Dr Mugurungi said the assessment was likely to take up to two months after which a preliminary report would be released. "We look forward to the results before the end of the year so that we know how to programme our activities," said Dr Mugurungi.

The Aids survey was officially launched in September last year and its aim was to ascertain the burden of HIV in the country and, assess the impact of interventions rolled out so far. The survey is the first of its kind to be conducted in Zimbabwe and in the region and was targeting a sample size of 15 000 households randomly selected from all provinces across the country. Previous surveys were based on data collected in health facilities.

Apart from measuring the burden of HIV in the country, Zimphia also availed HIV testing and counselling services, CD4 Count, syphilis testing and referrals to health institutions for further management to all consenting participants.

According to the Ministry of Health and Child Care, Zimphia is expected to answer questions on the prevalence of HIV in adults and children, prevalence of antiretroviral drug resistance, prevalence of syphilis among adults and coverage of ARVs in the country, findings which will go a long way in informing social services planning in line with Zim-Asset.
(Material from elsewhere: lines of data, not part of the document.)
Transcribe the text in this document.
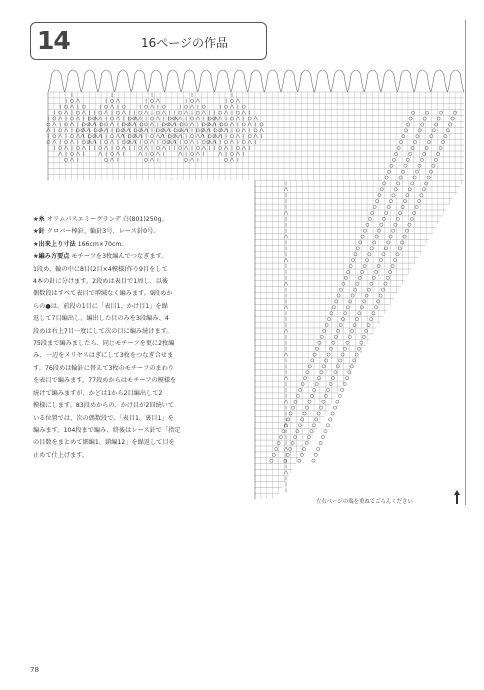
14	16ページの作品
★糸 オリムパスエミーグランデ 白(801)250g。
★針 クロバー棒針、輪針3号、レース針0号。
★出来上り寸法 166cm×70cm。
★編み方要点 モチーフを3枚編んでつなぎます。
1段め、輪の中に8目(2目×4模様)作り9目をして
4本の針に分けます。2段めは表目で1周し、以後
偶数段はすべて表目で増減なく編みます。9段めか
らの●は、前段の1目に「表目1、かけ目1」を繰
返して7目編出し、編出した目のみを3段編み、4
段めは右上7目一度にして次の目に編み続けます。
75段まで編みましたら、同じモチーフを更に2枚編
み、一辺をメリヤスはぎにして3枚をつなぎ合せま
す。76段めは輪針に替えて3枚のモチーフのまわり
を表目で編みます。77段めからはモチーフの模様を
続けて編みますが、かどは1から2目編出して2
模様にします。83段めからの、かけ目が2回続いて
いる位置では、次の偶数段で、「表目1、裏目1」を
編みます。104段まで編み、終後はレース針で「指定
の目数をまとめて細編1、鎖編12」を繰返して目を
止めて仕上げます。
左右ページの端を重ねてごらんください
78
According to other studies and yearly national estimates, the HIV burden in Zimbabwe continues to decrease with latest statistics showing a drop in the national HIV incidence rate, new infections and the number of children getting infected through mother-to-child transmission.

The country's prevalence rate, however, remained static at 15 percent while the number of people on anti-retroviral treatment is pegged at 63,4 percent for adults and 55 percent for children. Zimphia, which was conducted by the Biomedical Research and Training Institute in collaboration with Zimstat, National Aids Council, ICAP at Columbia University, US Centre for Disease Control and PEPFAR among others, will also be conducted in 19 other countries. Zimbabwe's experience will be used as a template.